L'arrivée de l'automne, c'est-à-dire de la vieillesse (c'est une métaphore poétique employée afin d'éviter d'utiliser le mot "« vieillesse ») est mise en valeur par le présentatif « Voilà » qui marque aussi l'aboutissement de la progression évoquée auparavant.

L'utilisation de l'image du jardin joue sur la polysémie du mot « temps » : Baudelaire montre les conséquences du temps météorologique : celui-ci « fait un tel ravage » (v.3) qu'il ne reste après « qu'un sol lavé comme une grève » (c'est-à-dire rien du tout, une absence totale de matière) ; Cette métaphore filée (c'est-à-dire cette métaphore qui s'étend sur plusieurs vers) du jardin et du temps météorologique est à mettre en rapport avec l'esprit du poète (voir paragraphe suivant) et le temps humain celui qui passe.

Certains ont proposé que ce « Temps » (v.12) est personnifié comme le suggère la majuscule et l'utilisation d'un vocabulaire normalement adapté à un homme "« mange » (v.12) « ronge » (v.13) pour être finalement assimilé à un « Ennemi » (v.13), carnassier et très vorace. Le temps qui dévore les hommes peut être assimilé à Cronos (en grec ancien Χρόνος / Khrónos), Titan mythologique (fils de Gaïa) grec qui dévora ses enfants pour éviter que ceux-ci l'assassinent pour prendre le pouvoir. D'autre pensèrent, plus récemment que le temps avait été assimilé à un Vampire ("mange La vie", "ronge le cœur", "du sang"). Ces hypothèses ont été moins acceptées car on douterait le fait que le vampire existerait au XIXe siècle.

La métaphore filée du jardin représente donc l'esprit du poète.
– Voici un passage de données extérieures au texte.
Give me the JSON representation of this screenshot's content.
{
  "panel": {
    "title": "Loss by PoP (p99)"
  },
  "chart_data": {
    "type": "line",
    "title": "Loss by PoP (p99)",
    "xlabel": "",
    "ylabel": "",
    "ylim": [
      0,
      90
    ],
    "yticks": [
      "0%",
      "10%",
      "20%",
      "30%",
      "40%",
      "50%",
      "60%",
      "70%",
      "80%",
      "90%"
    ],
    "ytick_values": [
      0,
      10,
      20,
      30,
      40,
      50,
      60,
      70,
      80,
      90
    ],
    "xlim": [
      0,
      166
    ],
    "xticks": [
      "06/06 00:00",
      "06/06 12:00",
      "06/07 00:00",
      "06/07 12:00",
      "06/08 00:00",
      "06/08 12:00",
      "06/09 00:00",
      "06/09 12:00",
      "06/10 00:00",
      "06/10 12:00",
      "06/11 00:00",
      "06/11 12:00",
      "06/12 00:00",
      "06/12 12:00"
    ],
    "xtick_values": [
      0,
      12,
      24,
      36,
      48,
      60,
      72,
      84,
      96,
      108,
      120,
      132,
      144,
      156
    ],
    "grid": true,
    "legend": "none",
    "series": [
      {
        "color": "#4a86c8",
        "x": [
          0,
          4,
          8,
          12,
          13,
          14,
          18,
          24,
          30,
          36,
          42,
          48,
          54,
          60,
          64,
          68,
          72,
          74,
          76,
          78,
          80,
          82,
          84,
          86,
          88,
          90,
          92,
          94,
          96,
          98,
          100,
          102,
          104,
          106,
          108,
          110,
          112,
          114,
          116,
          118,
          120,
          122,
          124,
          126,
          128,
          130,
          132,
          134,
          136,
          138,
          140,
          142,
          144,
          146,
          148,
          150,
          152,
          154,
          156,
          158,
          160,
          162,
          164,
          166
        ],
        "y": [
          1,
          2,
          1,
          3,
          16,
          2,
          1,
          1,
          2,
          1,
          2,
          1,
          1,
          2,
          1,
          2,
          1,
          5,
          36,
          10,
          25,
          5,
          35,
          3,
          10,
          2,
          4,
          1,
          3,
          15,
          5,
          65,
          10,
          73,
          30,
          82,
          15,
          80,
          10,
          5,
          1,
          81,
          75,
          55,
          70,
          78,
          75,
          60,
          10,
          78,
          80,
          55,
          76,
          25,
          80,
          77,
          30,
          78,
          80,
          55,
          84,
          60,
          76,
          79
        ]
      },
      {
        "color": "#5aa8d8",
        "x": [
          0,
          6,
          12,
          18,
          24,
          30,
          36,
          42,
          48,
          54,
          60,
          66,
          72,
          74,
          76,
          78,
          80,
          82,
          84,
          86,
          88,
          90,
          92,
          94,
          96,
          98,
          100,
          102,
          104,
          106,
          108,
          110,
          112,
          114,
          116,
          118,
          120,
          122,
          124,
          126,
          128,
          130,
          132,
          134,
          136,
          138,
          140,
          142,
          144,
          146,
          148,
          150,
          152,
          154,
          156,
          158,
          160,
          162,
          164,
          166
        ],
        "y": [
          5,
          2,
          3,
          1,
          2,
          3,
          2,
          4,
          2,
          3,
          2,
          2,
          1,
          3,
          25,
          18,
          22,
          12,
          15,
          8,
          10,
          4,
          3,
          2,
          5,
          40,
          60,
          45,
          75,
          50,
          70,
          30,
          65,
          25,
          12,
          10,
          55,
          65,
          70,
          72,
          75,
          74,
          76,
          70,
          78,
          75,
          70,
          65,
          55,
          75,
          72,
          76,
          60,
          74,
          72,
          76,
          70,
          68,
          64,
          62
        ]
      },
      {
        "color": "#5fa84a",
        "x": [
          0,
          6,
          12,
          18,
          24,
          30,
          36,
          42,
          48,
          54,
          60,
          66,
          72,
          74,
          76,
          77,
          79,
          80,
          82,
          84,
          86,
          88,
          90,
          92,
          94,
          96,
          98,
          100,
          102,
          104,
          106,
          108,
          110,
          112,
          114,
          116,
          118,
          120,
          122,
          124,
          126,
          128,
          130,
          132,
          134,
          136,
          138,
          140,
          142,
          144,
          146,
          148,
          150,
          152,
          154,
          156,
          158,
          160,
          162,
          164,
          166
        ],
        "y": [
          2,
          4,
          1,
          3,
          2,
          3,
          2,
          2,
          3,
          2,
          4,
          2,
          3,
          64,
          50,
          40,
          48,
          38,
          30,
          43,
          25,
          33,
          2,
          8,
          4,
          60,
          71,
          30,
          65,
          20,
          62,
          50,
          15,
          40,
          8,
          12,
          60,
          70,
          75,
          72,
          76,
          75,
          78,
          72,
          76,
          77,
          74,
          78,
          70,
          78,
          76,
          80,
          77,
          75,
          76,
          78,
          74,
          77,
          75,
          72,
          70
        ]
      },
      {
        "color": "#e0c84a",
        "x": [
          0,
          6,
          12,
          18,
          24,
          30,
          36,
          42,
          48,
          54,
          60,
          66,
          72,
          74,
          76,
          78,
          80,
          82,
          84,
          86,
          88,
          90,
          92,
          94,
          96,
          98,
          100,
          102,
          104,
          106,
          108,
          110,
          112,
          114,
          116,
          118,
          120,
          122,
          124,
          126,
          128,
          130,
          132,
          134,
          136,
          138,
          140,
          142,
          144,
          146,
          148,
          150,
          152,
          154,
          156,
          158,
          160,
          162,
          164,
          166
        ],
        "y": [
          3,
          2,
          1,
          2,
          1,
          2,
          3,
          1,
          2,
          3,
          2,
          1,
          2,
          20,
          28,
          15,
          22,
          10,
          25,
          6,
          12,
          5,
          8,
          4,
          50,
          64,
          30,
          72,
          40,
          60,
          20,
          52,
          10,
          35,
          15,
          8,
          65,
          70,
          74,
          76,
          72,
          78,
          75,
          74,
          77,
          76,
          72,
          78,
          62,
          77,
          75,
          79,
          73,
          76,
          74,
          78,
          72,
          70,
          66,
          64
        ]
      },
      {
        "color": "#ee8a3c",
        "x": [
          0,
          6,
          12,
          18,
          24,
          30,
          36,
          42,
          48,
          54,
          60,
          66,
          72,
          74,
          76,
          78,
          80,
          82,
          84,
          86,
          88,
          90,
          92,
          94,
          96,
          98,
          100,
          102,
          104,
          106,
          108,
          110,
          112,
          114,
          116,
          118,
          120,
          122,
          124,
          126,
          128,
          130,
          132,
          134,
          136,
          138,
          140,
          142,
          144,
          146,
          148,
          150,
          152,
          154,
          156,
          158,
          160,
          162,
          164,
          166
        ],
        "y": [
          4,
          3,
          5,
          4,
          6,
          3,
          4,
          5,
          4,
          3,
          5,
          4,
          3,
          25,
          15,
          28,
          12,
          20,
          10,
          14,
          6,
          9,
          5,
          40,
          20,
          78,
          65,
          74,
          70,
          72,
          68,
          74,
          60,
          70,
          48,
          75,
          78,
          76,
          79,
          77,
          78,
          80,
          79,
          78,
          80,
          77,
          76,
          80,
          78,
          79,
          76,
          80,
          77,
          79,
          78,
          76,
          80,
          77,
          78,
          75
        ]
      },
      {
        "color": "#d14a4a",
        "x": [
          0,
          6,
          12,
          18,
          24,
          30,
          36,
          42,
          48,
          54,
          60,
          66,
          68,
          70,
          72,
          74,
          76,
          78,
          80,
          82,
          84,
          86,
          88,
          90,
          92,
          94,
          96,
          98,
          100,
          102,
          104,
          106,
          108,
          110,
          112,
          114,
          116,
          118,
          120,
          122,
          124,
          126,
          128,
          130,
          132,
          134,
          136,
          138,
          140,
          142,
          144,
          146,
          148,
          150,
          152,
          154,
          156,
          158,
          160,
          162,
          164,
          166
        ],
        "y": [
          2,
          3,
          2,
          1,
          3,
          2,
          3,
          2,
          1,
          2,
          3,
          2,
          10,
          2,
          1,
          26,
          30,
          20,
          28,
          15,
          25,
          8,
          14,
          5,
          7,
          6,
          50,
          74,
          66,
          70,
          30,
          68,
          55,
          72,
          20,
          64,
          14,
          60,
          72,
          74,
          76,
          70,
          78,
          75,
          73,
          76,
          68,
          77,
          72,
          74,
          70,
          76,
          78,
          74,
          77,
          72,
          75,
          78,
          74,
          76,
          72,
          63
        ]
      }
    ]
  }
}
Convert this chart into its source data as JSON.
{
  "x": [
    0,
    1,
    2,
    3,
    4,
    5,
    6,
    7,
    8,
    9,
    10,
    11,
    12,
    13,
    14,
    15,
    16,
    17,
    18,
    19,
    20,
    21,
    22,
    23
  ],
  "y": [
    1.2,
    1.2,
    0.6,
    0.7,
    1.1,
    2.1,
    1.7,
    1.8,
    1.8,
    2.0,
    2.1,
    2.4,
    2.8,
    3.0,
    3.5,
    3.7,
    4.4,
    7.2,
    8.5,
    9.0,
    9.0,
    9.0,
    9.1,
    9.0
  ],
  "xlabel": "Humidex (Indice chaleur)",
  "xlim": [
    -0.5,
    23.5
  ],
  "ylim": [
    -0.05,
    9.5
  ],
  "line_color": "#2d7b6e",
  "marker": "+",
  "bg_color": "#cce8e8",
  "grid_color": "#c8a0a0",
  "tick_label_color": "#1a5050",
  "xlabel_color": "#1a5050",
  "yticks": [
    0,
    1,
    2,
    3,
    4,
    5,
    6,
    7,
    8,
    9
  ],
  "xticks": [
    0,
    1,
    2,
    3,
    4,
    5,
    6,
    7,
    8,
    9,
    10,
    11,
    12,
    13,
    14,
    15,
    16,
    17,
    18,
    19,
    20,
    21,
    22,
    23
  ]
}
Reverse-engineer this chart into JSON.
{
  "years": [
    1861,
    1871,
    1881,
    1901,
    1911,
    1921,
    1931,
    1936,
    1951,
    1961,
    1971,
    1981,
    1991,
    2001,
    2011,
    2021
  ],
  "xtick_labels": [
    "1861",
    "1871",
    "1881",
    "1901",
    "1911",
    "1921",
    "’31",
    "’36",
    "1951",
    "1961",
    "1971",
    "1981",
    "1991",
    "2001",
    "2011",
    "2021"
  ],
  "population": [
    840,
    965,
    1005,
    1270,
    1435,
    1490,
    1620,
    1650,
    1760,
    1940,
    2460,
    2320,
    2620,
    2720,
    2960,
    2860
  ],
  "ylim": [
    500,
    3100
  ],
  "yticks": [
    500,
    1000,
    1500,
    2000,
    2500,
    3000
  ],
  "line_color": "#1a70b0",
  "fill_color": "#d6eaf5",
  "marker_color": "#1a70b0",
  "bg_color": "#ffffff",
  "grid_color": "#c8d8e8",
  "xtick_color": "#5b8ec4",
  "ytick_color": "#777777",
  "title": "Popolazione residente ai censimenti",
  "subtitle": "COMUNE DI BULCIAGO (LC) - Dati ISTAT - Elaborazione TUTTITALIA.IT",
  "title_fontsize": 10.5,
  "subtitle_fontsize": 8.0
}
Les « fruits vermeils » (v.4) et les « fleurs nouvelles » (v.9) sont des images qu'il faut comprendre comme l'inspiration poétique, la production artistique du poète. Ainsi le poète voit son esprit dans l'impossibilité de créer, « ravag[é] » (v.3) par le temps qui passe. Parallèlement, il donne à ces « fleurs nouvelles », c'est-à-dire à cette inspiration un côté presque divin, transcendant : il a besoin d'un « mystique aliment » (v.11).